WORLD PRESS PHOTO
Le World Press Photo attribué à une image de funérailles à Gaza par Paul Hansen
Toutes les autres photos récompensées sont visibles sur le site du World Press Photo : www.worldpressphoto.org.
Le titre de photo de l'année du World Press Photo, le prix le plus prestigieux du photojournalisme, a été attribué, vendredi 15 février, à une image prise à Gaza en novembre 2012 par le Suédois Paul Hansen : elle montre les funérailles de deux enfants, tués par un missile lancé sur leur maison par l'armée israélienne.
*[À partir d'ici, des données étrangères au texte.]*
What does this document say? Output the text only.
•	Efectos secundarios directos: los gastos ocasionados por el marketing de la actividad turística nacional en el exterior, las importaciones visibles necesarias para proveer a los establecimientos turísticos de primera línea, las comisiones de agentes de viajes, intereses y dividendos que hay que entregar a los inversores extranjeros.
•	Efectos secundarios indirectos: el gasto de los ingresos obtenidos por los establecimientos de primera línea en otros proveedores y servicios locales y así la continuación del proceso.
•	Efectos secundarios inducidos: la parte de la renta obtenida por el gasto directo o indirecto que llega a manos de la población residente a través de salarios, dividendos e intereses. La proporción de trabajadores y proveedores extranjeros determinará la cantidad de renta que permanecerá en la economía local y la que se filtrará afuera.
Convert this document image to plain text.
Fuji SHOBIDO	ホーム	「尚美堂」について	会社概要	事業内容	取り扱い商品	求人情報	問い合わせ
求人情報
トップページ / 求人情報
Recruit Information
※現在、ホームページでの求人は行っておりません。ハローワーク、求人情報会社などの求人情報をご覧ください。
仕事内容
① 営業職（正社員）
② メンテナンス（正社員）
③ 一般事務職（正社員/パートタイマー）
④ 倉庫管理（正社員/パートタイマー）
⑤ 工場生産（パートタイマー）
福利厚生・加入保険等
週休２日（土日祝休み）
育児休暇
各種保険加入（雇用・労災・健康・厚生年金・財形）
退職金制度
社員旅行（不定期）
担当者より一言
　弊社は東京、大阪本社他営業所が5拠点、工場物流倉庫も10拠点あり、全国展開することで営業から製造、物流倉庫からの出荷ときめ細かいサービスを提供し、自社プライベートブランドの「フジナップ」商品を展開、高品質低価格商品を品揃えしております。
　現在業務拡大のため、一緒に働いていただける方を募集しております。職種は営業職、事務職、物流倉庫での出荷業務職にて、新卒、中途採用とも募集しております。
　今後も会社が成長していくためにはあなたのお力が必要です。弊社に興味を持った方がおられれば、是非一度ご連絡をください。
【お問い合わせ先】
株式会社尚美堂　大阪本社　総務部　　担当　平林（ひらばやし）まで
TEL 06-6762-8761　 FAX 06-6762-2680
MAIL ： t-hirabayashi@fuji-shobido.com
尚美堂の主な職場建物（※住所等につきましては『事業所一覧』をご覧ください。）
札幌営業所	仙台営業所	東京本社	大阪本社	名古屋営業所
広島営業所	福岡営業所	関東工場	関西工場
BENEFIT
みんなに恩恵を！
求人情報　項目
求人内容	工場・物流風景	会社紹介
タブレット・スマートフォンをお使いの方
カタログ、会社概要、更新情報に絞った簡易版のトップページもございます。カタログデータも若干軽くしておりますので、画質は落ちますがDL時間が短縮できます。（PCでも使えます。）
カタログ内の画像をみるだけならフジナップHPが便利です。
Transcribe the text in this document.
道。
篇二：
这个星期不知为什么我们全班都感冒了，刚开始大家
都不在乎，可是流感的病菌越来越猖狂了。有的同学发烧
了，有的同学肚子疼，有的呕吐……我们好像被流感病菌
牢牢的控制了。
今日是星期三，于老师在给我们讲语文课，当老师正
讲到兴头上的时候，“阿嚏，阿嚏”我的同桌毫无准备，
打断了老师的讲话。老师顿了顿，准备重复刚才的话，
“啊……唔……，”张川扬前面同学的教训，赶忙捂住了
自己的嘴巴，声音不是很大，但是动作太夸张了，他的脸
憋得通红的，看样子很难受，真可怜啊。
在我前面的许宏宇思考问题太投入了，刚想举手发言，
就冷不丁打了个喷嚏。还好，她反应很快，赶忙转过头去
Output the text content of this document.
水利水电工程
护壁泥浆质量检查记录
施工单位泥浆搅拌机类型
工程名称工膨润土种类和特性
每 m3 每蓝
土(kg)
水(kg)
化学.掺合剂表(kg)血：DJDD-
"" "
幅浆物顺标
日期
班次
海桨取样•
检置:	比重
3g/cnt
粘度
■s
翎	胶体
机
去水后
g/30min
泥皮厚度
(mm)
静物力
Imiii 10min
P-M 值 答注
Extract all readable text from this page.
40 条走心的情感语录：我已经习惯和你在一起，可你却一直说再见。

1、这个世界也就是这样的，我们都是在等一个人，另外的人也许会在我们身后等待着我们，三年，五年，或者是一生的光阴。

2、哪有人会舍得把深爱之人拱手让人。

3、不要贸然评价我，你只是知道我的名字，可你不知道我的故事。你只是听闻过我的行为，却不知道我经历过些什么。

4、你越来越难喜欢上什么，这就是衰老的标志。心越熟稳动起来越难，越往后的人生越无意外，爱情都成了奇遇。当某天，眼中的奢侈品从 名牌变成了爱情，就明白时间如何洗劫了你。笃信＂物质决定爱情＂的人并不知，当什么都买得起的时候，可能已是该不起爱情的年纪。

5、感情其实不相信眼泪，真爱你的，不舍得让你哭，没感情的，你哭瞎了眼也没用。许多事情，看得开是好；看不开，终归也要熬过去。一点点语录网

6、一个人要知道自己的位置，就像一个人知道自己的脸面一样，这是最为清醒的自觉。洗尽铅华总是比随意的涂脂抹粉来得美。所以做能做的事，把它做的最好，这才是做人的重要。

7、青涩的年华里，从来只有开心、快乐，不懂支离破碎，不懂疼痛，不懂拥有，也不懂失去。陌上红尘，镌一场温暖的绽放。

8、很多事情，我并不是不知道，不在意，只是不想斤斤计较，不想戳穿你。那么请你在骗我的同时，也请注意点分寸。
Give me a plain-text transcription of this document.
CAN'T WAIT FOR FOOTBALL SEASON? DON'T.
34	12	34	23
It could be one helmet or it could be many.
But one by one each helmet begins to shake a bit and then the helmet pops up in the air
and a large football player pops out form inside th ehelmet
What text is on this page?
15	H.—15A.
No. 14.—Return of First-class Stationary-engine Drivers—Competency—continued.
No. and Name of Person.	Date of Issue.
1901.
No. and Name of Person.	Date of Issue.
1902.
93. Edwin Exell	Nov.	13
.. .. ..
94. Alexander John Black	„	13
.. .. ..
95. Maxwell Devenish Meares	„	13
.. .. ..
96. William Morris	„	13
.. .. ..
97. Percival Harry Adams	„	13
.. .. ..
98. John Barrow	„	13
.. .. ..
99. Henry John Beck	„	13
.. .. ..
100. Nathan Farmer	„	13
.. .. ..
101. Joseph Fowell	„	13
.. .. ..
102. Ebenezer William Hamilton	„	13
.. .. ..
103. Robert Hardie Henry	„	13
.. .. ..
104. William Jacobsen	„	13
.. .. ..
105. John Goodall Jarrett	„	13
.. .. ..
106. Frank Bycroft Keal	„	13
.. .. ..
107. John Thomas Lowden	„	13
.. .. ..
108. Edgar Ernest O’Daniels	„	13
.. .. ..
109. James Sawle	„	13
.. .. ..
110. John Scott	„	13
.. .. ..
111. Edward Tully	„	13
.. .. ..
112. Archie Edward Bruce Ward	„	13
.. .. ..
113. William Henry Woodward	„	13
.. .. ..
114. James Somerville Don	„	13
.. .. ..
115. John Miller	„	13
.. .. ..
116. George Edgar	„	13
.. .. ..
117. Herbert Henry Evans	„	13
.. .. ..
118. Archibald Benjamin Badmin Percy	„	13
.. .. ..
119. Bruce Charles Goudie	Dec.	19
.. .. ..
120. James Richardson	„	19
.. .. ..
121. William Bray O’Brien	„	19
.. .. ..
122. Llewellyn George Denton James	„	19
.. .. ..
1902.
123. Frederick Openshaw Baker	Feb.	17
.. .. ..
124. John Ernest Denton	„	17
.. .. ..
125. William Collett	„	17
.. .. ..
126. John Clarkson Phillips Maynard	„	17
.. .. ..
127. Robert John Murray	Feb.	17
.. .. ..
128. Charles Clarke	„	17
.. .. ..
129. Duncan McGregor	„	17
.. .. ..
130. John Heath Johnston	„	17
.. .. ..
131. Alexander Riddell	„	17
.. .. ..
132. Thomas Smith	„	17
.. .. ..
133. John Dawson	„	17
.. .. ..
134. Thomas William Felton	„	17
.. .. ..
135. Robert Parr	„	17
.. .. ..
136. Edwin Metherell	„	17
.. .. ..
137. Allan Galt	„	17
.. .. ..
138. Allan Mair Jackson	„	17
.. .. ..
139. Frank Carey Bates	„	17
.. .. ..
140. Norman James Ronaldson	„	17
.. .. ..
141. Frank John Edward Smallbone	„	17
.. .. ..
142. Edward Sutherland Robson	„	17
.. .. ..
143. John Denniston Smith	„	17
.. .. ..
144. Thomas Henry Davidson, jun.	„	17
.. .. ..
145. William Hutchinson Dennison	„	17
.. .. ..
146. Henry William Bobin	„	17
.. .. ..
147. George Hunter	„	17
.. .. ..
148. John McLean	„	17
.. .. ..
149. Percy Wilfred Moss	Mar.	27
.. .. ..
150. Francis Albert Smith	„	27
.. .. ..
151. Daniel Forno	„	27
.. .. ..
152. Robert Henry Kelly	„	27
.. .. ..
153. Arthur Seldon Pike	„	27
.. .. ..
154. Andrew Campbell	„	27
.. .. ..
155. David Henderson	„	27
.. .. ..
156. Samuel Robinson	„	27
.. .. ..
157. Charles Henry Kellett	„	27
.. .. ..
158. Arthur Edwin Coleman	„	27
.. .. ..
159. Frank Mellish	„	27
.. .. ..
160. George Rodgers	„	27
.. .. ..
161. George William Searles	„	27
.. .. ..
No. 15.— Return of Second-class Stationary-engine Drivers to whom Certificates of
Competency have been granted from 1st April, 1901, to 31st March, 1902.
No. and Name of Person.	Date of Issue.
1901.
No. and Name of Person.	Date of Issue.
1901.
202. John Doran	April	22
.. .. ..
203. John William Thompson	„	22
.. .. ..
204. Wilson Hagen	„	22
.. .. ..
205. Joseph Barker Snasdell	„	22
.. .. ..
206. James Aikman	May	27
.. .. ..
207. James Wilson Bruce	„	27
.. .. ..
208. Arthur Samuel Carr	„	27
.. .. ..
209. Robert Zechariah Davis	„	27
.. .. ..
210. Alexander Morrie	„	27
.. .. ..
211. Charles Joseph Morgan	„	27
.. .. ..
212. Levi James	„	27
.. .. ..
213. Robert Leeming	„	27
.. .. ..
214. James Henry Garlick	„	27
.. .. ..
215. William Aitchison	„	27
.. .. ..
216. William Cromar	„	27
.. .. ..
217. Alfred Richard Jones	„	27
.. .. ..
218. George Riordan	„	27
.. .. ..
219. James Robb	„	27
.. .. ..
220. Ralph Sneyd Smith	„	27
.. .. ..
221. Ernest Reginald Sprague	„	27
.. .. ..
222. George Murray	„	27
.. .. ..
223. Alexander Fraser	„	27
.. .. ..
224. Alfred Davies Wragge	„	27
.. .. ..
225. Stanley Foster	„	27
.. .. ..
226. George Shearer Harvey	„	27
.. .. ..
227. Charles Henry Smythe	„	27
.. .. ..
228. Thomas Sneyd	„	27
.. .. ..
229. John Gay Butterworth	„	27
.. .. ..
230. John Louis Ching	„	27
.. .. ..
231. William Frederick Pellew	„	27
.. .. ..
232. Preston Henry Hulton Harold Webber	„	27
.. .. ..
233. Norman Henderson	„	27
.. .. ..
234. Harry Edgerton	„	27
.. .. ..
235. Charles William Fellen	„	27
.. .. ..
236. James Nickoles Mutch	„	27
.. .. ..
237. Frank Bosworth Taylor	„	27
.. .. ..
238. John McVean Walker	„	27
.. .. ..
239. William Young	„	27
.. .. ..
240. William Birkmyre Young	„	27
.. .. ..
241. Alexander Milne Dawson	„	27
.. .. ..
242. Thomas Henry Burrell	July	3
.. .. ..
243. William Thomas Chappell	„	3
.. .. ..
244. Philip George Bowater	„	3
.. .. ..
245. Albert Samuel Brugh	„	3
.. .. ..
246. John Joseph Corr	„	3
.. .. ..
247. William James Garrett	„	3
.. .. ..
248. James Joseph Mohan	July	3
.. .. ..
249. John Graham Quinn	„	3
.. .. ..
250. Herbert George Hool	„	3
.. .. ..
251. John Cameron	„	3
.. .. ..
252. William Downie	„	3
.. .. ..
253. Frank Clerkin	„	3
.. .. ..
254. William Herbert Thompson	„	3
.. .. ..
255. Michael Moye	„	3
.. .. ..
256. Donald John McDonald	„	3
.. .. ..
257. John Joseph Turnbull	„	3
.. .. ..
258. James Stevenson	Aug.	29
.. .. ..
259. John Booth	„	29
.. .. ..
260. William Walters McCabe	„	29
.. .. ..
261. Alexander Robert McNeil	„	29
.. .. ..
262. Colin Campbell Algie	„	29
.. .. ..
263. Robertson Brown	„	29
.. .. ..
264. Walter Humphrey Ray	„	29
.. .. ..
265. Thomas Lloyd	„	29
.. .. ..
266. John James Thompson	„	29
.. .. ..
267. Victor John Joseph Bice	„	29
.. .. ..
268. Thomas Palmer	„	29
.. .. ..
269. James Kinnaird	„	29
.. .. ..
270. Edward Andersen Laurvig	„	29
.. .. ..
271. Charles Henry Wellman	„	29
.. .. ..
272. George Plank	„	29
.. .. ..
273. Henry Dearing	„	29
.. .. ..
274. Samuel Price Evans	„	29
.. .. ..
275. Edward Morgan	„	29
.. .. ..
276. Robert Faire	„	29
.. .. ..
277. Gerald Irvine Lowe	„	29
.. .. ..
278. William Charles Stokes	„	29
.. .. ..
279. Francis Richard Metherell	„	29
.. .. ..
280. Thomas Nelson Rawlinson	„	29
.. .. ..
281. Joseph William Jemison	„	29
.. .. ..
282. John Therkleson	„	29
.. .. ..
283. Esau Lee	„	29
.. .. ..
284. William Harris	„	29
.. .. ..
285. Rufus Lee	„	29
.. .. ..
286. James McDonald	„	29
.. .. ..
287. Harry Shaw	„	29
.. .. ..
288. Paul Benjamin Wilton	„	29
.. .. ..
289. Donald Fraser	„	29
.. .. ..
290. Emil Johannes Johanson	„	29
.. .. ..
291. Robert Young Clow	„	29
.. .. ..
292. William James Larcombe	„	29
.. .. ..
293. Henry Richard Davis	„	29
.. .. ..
Les enfants de 2 et 4 ans sont transportés par leurs oncles, leur père ayant été tué dans l'attaque.
Une image que la photographe française Dominique de Viguerie, membre du jury, a qualifiée de "cinématographique" et d'"universelle".
Selon le président du jury, Santiago Lyon, de l'agence Associated Press : "Une bonne image doit frapper l'esprit, l'estomac ou le cœur. Et certaines, comme celles-ci, sont capable de frapper les trois à la fois."
Les opérations militaires dans les territoires occupés et la Syrie sont les deux thèmes principaux retenus par le jury du World Press Photo : des combats, des bombardements, des victimes. Mais aussi une image de torture frappante – menée par des rebelles syriens contre un informateur du gouvernement, captée en direct par le Turc Emin Özmen.
Par Claire Guillot (à Amsterdam)
Toutes les autres photos récompensées sont visibles sur le site du World Press Photo : www.worldpressphoto.org.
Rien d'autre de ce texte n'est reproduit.